Albania was my very first time on a plane and the first country I went to that wasn’t a family holiday. I was 15 at the time and I went with a group from my church to teach English at a children’s summer camp.
We first flew into Corfu, ate and then spent the night there before getting the ferry over to Albania in the morning. We were picked up by a minibus which drove us to Gjirokastër, where we were fortunate enough to be staying at the summer camp organiser’s house and guest house. The first day there, we did a bit of sightseeing and shopping, then went to the camp for 5 days. We returned to England via Corfu again.
Albania was an amazing and unforgettable trip. Since I was staying at a camp like this, I met and became friends with a lot of the locals. These were either people working there or the kids that had come to the camp themselves. I felt I was experiencing more of the real culture of the country and was living like a local rather than a tourist. But even as a tourist there is so much to experience here in terms of history, culture and nature. Albania is well worth a visit for anyone.
Our first night in Gjirokastër we had a buffet type meal of typical Albanian dishes.

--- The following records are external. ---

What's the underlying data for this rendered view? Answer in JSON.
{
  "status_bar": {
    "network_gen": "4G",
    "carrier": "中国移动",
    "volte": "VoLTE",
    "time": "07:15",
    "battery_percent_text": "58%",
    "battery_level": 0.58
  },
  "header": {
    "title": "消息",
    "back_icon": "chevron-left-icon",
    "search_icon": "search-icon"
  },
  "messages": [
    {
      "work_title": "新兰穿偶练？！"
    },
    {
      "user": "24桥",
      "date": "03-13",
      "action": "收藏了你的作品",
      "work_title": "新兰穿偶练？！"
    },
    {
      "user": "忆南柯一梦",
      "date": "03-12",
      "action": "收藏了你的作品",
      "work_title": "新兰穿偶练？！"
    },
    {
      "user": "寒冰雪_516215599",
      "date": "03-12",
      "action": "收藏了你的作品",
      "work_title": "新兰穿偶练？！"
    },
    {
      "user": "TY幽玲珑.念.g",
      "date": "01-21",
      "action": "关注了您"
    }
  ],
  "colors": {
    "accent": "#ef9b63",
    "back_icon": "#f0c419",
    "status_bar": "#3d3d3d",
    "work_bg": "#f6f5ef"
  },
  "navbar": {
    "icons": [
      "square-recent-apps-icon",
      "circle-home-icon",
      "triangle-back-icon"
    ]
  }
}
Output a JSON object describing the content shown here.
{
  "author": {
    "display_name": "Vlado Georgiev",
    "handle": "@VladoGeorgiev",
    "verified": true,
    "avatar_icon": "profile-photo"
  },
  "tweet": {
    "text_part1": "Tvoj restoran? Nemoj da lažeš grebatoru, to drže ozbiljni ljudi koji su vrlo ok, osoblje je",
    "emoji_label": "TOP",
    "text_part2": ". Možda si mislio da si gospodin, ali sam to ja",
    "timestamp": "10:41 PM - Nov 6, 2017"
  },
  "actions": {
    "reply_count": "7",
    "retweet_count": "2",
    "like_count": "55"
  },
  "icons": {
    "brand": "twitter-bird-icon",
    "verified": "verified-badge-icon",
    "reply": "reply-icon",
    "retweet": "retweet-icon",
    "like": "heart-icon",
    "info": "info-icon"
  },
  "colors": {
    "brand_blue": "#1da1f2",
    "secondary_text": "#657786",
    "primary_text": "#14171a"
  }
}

We ate this sat outside the restaurant as the sun was setting. We then went up to see the castle, perched at the top of the city to see the incredible views of the city lights. Even from way up there we heard the loud music of a wedding. When we asked, we were told these were grand affairs in Albania, celebrated with parties sometimes lasting several days. Gjirokastër was a beautiful city, full of lots of little side streets and shops to explore. Unfortunately, we only spent a day here but we could have easily spent several more.
The camp was located near Sarandë, a coastal town in the south of the country. It was nestled in a valley with pure spring water piped down from the mountain. And only a 10-minute walk to the beach, through the countryside and a goat farm (the goats were often seen standing in the trees).
It’s easy to find a nice quiet place for sunbathing and swimming in Albania with its miles of virtually untouched pebble beaches. We visited our closest beach twice a day as part of the camp routine. The sea was gorgeous and warm, although the pebbles could make it difficult to get in. The beach had plenty of bars, restaurants and loungers so it would be a perfect place to spend the day. At the camp, the rest of the time was spent between games and activities, camp maintenance and English lessons. There was plenty of free time to chill out and spend time with new friends too.
I taught a couple of lessons on my own. Which did put me out of my comfort zone but definitely built my confidence. This was a huge achievement for me. Lessons were taught mainly through playing word games. I was able to lead those and it wasn’t as bad as I thought it would be. Teaching a language is really fun and would be a great experience for anyone. It was very rewarding to teach the kids there. My favourite memory was the day we left when, as a thank you and goodbye, they taught us a traditional Albanian dance.
I have very fond memories of Albania and the camp I was volunteering at. I would definitely recommend the country to anyone looking for an off-the-beaten-path destination.